Like every other half-assedly “creative” type who would really love to write a masterpiece (or something publishable) but in reality gets distracted by shiny objects and dark beers too often to ever amount to anything, I come to most of my “writing ideas” already preparing to shut them down.
Still, I’ve gone through phases where I briefly got behind a lengthy project: a literary novel about an evangelical camping trip where the sun never comes up, the chick-lit novel that got stolen, a series of travel essays that were also pilfered by some anonymous Kyrgyz dick. I’ve toyed with the idea of gimmick-authorship, doing something stupid for a year and writing about it (although saying yes to every guy who asks you out and abstaining from toilet paper and elevators is out, I think I could make My Year Stalking Junot Diaz into a real charmer). There’s also the possibility of writing a heinously bourgeois nonfiction niche-history, like Salt: A World History or Cod: A Biography of the Fish that Changed the World. I threw a legitimate tantrum a few weeks before my college thesis was due because I realized that writing about all-homosexual beauty pageants in the Byzantine Empire would have been just as obscure and stupid, but much, much easier.
But it’s that time again where I feel my creative-fertility clock ticking and want to start something for real. To get things going, I was making a mental list of books that have influenced me, and under the “scary” category was Forever by Judy Blume, which I read as a seven-year-old and then instantly decided that I was going to be repelled by sex forever.

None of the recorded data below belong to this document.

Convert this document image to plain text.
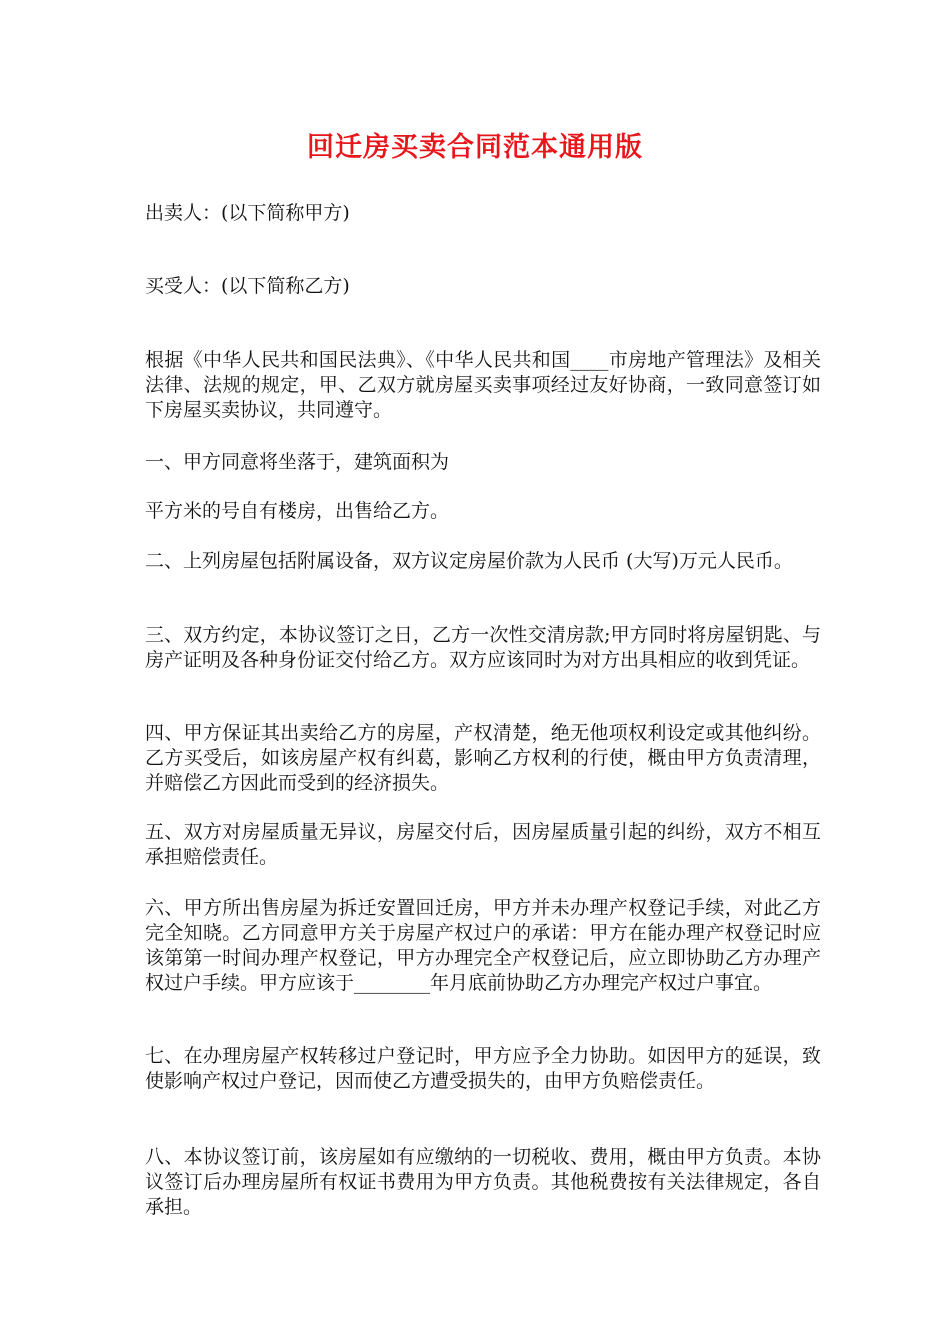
回迁房买卖合同范本通用版

出卖人：(以下简称甲方)

买受人：(以下简称乙方)

根据《中华人民共和国民法典》、《中华人民共和国____市房地产管理法》及相关法律、法规的规定，甲、乙双方就房屋买卖事项经过友好协商，一致同意签订如下房屋买卖协议，共同遵守。

一、甲方同意将坐落于，建筑面积为

平方米的号自有楼房，出售给乙方。

二、上列房屋包括附属设备，双方议定房屋价款为人民币 (大写)万元人民币。

三、双方约定，本协议签订之日，乙方一次性交清房款;甲方同时将房屋钥匙、与房产证明及各种身份证交付给乙方。双方应该同时为对方出具相应的收到凭证。

四、甲方保证其出卖给乙方的房屋，产权清楚，绝无他项权利设定或其他纠纷。乙方买受后，如该房屋产权有纠葛，影响乙方权利的行使，概由甲方负责清理，并赔偿乙方因此而受到的经济损失。

五、双方对房屋质量无异议，房屋交付后，因房屋质量引起的纠纷，双方不相互承担赔偿责任。

六、甲方所出售房屋为拆迁安置回迁房，甲方并未办理产权登记手续，对此乙方完全知晓。乙方同意甲方关于房屋产权过户的承诺：甲方在能办理产权登记时应该第第一时间办理产权登记，甲方办理完全产权登记后，应立即协助乙方办理产权过户手续。甲方应该于________年月底前协助乙方办理完产权过户事宜。

七、在办理房屋产权转移过户登记时，甲方应予全力协助。如因甲方的延误，致使影响产权过户登记，因而使乙方遭受损失的，由甲方负赔偿责任。

八、本协议签订前，该房屋如有应缴纳的一切税收、费用，概由甲方负责。本协议签订后办理房屋所有权证书费用为甲方负责。其他税费按有关法律规定，各自承担。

This book, like all of Judy Blume’s, has been banned repeatedly for its frank discussion of teenage sexuality. It’s technically about a girl losing her virginity while in a relationship she thinks is “forever” (she actually ends up being the one who moves on)–but really, it’s about how fucking gross it is to name your penis Ralph. That’s what her boyfriend does. He names it Ralph. Ever since this book was published in 1975, the name Ralph has fallen completely off the radar. No young person wants to look at her child and think about this:
‘Don’t,’ he said, wiggling out of his pajama bottoms. He led my hand to his penis. ‘Katherine . . . I’d like you to meet Ralph . . . Ralph, this is Katherine. She’s a very good friend of mine.’

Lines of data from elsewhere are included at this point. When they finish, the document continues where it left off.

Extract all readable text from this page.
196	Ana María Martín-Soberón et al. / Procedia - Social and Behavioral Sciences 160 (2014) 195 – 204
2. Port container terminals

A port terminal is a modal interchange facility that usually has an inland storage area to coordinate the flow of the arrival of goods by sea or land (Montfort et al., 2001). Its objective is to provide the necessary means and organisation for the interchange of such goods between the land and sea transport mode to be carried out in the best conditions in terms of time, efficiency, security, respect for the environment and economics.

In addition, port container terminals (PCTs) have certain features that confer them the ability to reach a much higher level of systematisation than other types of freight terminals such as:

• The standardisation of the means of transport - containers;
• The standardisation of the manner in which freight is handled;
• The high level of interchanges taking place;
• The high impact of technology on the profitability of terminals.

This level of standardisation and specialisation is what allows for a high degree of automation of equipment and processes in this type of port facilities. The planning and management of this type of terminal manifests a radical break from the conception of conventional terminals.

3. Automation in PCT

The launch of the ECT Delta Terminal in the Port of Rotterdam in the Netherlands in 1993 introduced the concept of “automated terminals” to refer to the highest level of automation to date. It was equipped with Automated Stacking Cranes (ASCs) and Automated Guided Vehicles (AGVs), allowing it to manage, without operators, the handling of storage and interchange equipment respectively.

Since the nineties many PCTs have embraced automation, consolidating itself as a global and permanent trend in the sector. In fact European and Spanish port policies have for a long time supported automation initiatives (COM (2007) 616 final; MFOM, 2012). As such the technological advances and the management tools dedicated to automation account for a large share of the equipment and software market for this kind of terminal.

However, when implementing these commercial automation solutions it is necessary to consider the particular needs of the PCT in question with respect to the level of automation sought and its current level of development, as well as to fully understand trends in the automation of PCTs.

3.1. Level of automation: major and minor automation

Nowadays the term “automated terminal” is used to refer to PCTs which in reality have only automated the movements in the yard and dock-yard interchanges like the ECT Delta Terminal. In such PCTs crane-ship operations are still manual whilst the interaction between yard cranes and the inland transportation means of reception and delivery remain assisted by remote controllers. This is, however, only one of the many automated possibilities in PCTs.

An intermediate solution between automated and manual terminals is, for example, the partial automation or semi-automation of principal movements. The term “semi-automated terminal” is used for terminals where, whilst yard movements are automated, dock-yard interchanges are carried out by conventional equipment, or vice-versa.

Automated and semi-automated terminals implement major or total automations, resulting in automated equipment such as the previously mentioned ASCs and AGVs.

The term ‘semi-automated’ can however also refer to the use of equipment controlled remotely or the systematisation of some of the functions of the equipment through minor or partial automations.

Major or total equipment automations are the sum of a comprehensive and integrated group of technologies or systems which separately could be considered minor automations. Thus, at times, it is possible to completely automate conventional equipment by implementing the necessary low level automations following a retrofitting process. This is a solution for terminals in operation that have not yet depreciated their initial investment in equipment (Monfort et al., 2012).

Then later, after he comes and it gets on her: ‘That’s all right . . . I don’t mind . . .’ I pulled out some tissues.
He took the box back. ‘I’m glad,’ he said, wiping up his stomach. I kissed the mole on the side of his face. ‘Did I do okay . . . considering my lack of experience?’
He laughed, then just put his arms around me. ‘You did just fine . . . Ralph liked it a lot.’
Sick nasty. Which brings me to my newest book idea: a compendium of the most awkward and gross sex scenes in literature. Which is to say, pretty much all of them.